Non esistono più i sentimenti tra calciatori e supporters, non c’è più quella vicinanza umana dove lo sportivo capisce che senza quel tifoso lui non sarebbe niente. Persino le attese per mezza foto fuori dal centro sportivo sono qualcosa ormai di poco praticato. Tutto è scisso, tutto è legato al denaro. Il calciatore fa il calciatore, ormai posto nel ruolo elitario di Vip da molti decenni. Non conta lo stadio, la curva, la coreografia. A lui basta lo stipendio. Altrimenti l’exploit del calcio in Arabia non ci sarebbe. Il tifoso, quindi, deve difendersi. Il recente caso Romelu Lukaku ne è l’emblema. Soldi, soldi, soldi, solo soldi. E poco importano i sentimenti di un popolo intero che viene tradito, per la seconda volta. Credere ai calciatori è da folli e tutti noi, qualsiasi sia la nostra fede, dobbiamo imparare a concentrarci solo sui colori delle nostre rispettive squadre, quelle per cui maciniamo chilometri e spendiamo soldi.

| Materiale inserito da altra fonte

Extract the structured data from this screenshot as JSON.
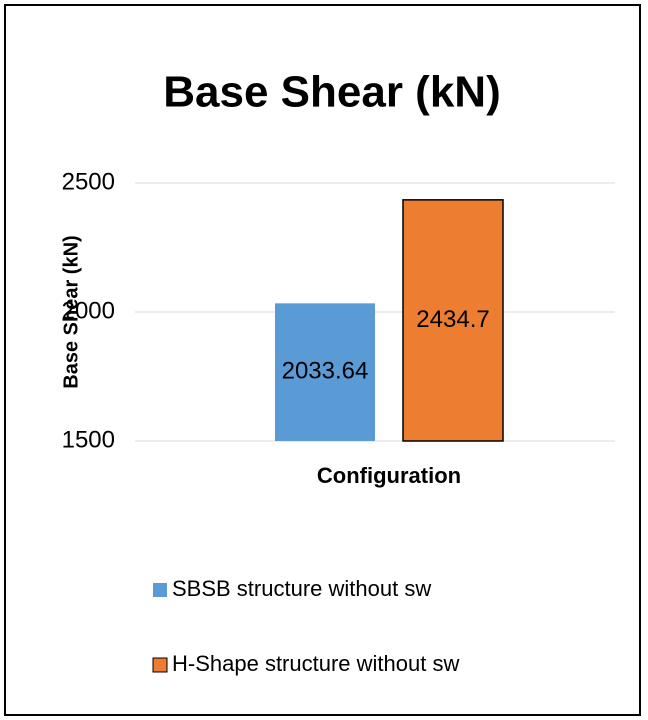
{
  "chart_data": {
    "type": "bar",
    "title": "Base Shear (kN)",
    "y_label": "Base Shear (kN)",
    "categories": [
      "Configuration"
    ],
    "series": [
      {
        "name": "SBSB structure without sw",
        "color": "#5b9bd5",
        "values": [
          2033.64
        ]
      },
      {
        "name": "H-Shape structure without sw",
        "color": "#ed7d31",
        "edgecolor": "#000000",
        "values": [
          2434.7
        ]
      }
    ],
    "ylim": [
      1500,
      2500
    ],
    "yticks": [
      1500,
      2000,
      2500
    ],
    "grid": true,
    "data_labels": true
  }
}
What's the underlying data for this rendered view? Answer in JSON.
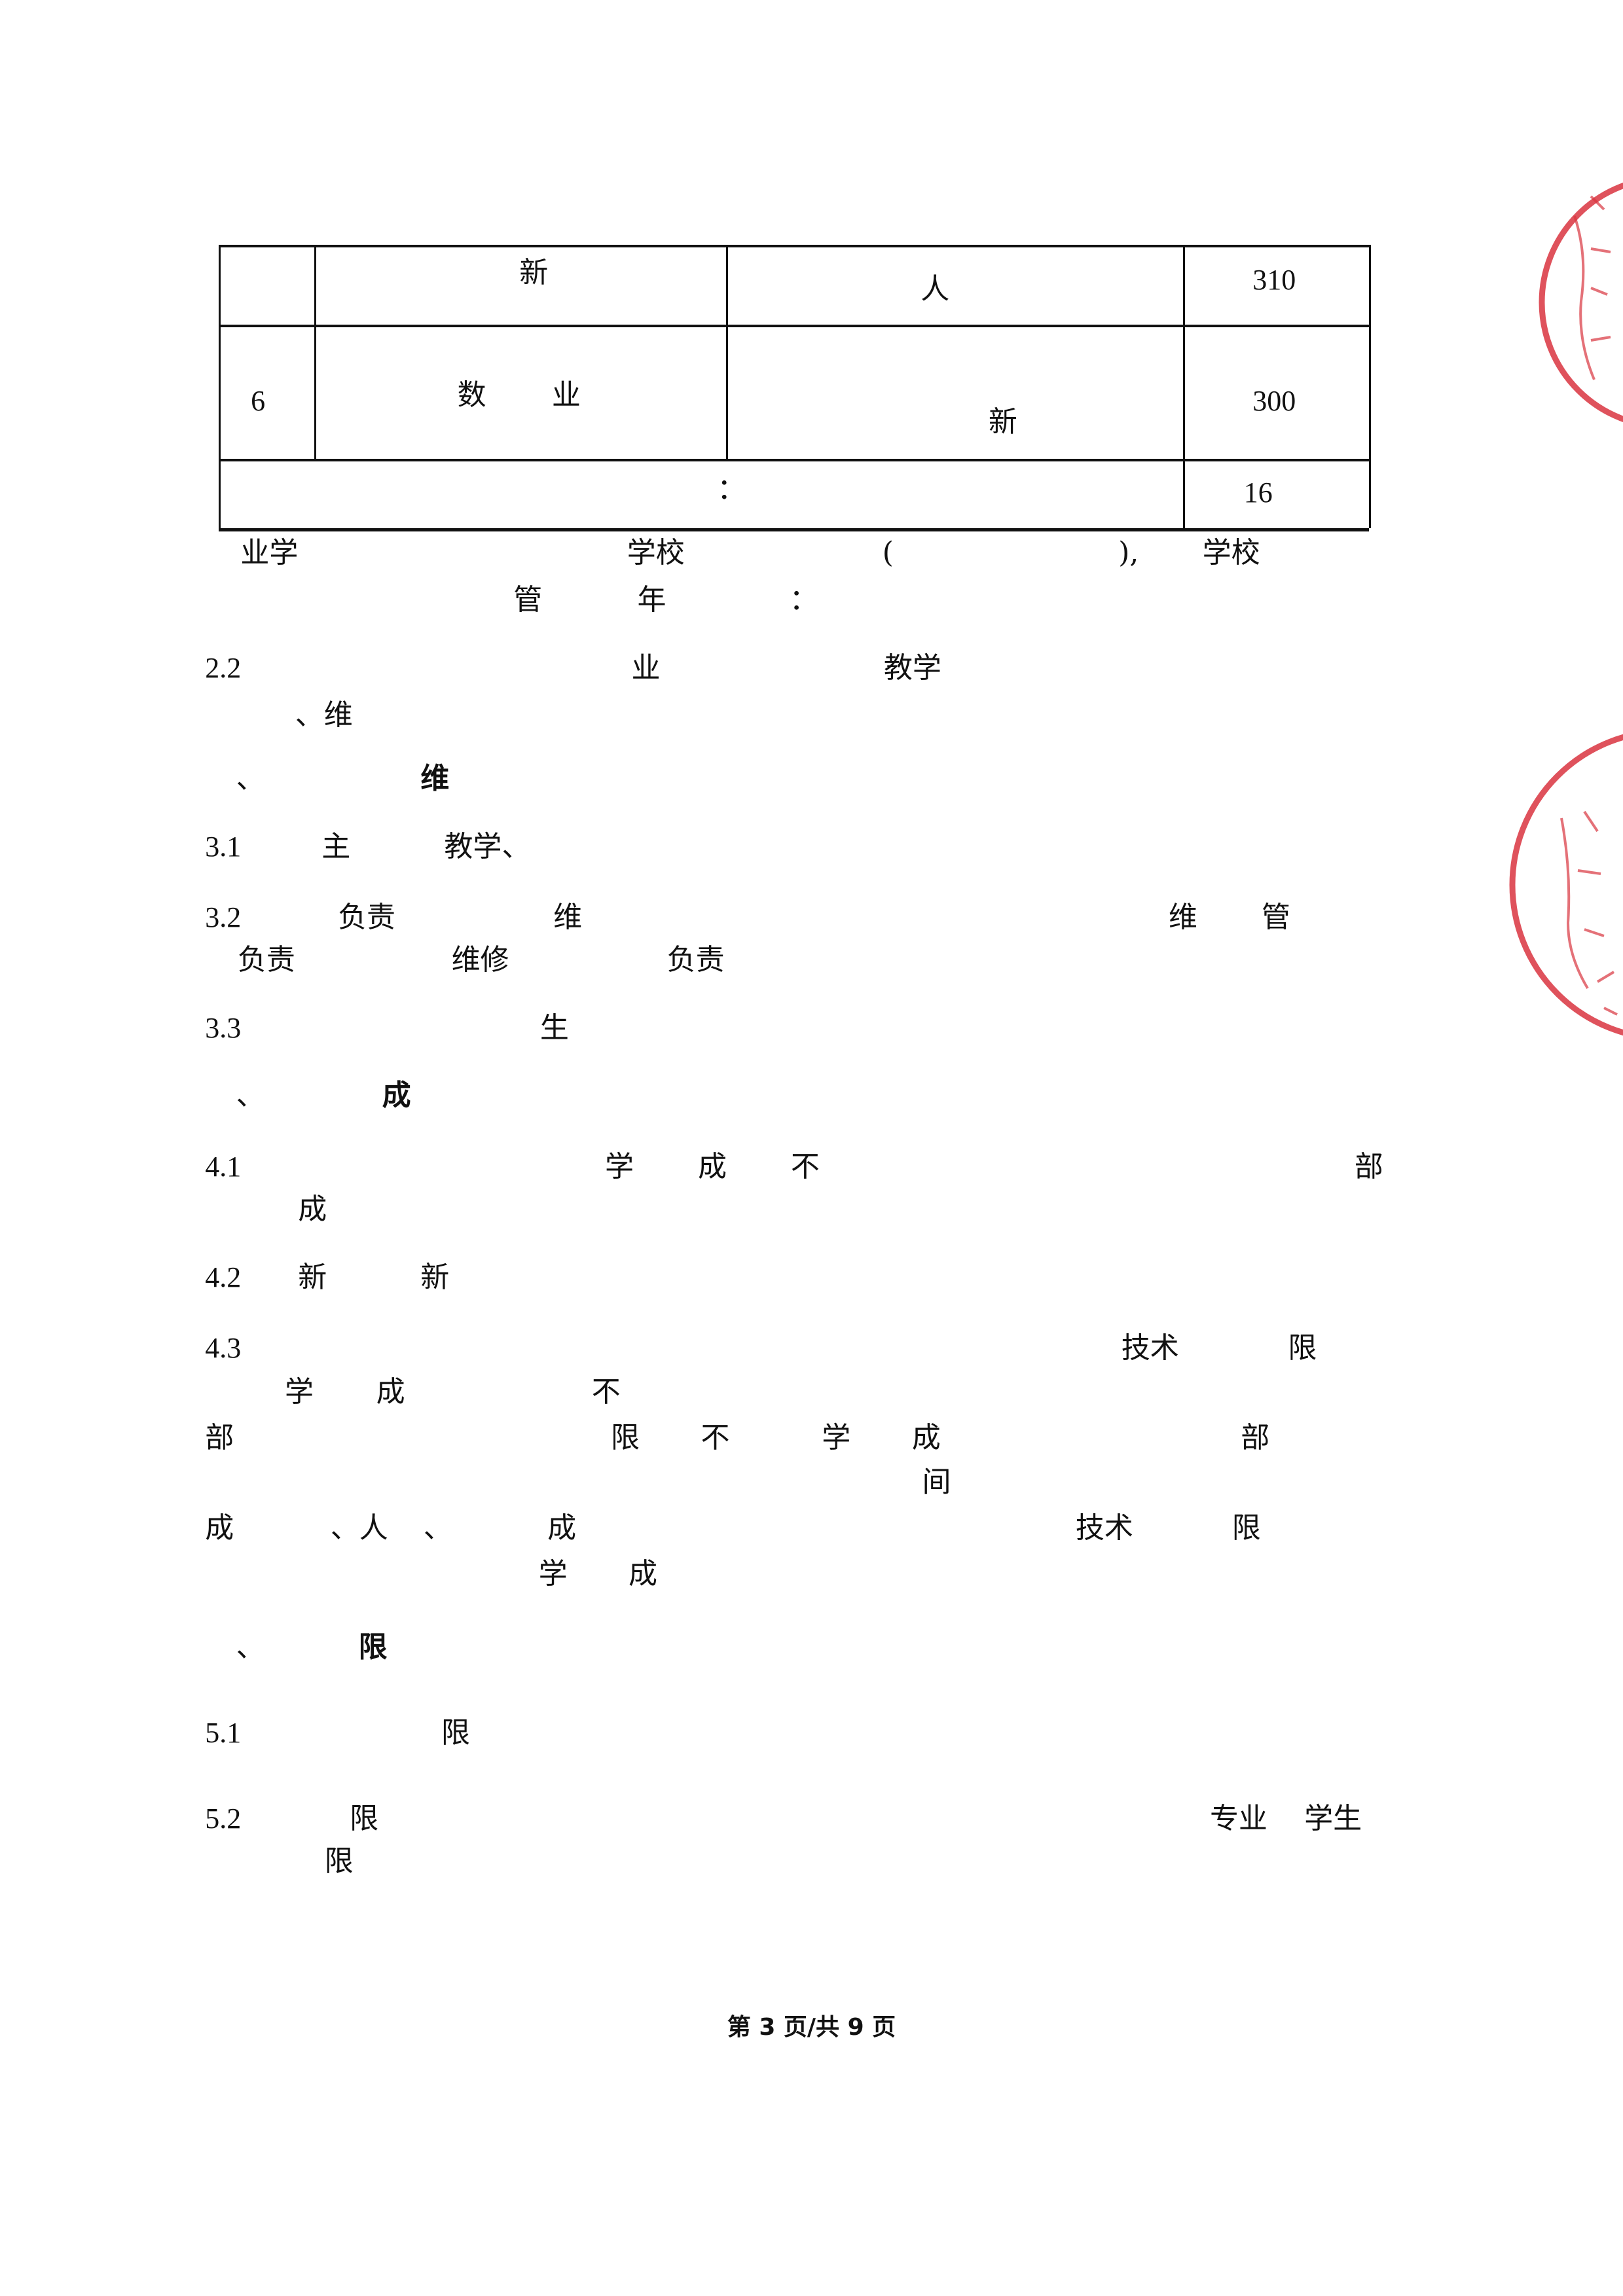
{
  "table": {
    "rows": [
      {
        "cells": [
          "",
          "新",
          "人",
          "310"
        ]
      },
      {
        "cells": [
          "6",
          "数",
          "业",
          "新",
          "300"
        ]
      },
      {
        "cells": [
          "：",
          "16"
        ]
      }
    ]
  },
  "body_lines": [
    [
      "业学",
      "学校",
      "(",
      "),",
      "学校"
    ],
    [
      "管",
      "年",
      "："
    ],
    [
      "2.2",
      "业",
      "教学"
    ],
    [
      "、维"
    ],
    [
      "、",
      "维"
    ],
    [
      "3.1",
      "主",
      "教学、"
    ],
    [
      "3.2",
      "负责",
      "维",
      "维",
      "管"
    ],
    [
      "负责",
      "维修",
      "负责"
    ],
    [
      "3.3",
      "生"
    ],
    [
      "、",
      "成"
    ],
    [
      "4.1",
      "学",
      "成",
      "不",
      "部"
    ],
    [
      "成"
    ],
    [
      "4.2",
      "新",
      "新"
    ],
    [
      "4.3",
      "技术",
      "限"
    ],
    [
      "学",
      "成",
      "不"
    ],
    [
      "部",
      "限",
      "不",
      "学",
      "成",
      "部"
    ],
    [
      "间"
    ],
    [
      "成",
      "、人",
      "、",
      "成",
      "技术",
      "限"
    ],
    [
      "学",
      "成"
    ],
    [
      "、",
      "限"
    ],
    [
      "5.1",
      "限"
    ],
    [
      "5.2",
      "限",
      "专业",
      "学生"
    ],
    [
      "限"
    ]
  ],
  "footer": "第 3 页/共 9 页",
  "stamps": {
    "color": "#d9343f",
    "count": 2
  }
}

Basta nomi sulla schiena, basta elogi a questo piuttosto che cori per quell’altro. La testa del calciatore è buona per portare il cappello, Boskov aveva ragione. È finito il calcio delle bandiere, quello dove nessuno si sarebbe permesso di andare a una squadra rivale, quello dell’amore eterno. Quello dove il calciatore era ancora un essere umano con dei sentimenti, esattamente come un tifoso. Sono finiti i valori del calcio, insieme al pallone stesso. Intendiamoci bene. In un calcio monopolizzato dalle televisioni e dove il paese benpensante elogia il tifoso da teatro in stile Allianz Stadium, il caso Lukaku è solo l’inizio. Più grande è la fiducia, più grande è il tradimento. Partendo da questo sacrosanto principio dovremmo approcciarci, da tifosi, al mondo del calcio di oggi.

Romelu Lukaku
Romelu Lukaku

Ma va bene così, è questo il calcio di oggi. Per questo i tifosi sono l’unico contrasto al calcio moderno. Sono gli unici portatori sani di quello che Pier Paolo Pasolini definiva “malattia giovanile che dura tutta la vita”. Perché per tifare un po’ si è malati. Si passano nottate insonni, si viaggia chilometri e chilometri, per poi stare novanta minuti su degli spalti brutti con una birra in mano e casomai perdere. Ma non è importante il risultato, il tifo è irrazionale, è di cuore. L’inseguire i soldi no, lì c’è razionalità. Smettiamo di innamorarci di match di Tinder, questi sono i calciatori. Concretizziamo, piuttosto, i sentimenti che abbiamo verso un qualcosa che mai ci tradirà: la nostra squadra. Perché nel momento in cui si preferisce l’Al Nassr, che ieri ha perso 5-0 in amichevole col Celta Vigo, al calcio della vecchia Europa, significa che il senso dell’amore per il calcio non c’è più. Non importa più il contorno, l’essere qualcosa per il volgo, conta solo l’accredito mensile sul conto bancario. La spaccatura tra il professionista legato al bonifico e il tifoso legato alla propria squadra è insanabile. Romelu Lukaku fa il suo, anche se finisse in Arabia. Seguire un contratto soddisfacente senza star dietro a nessuno.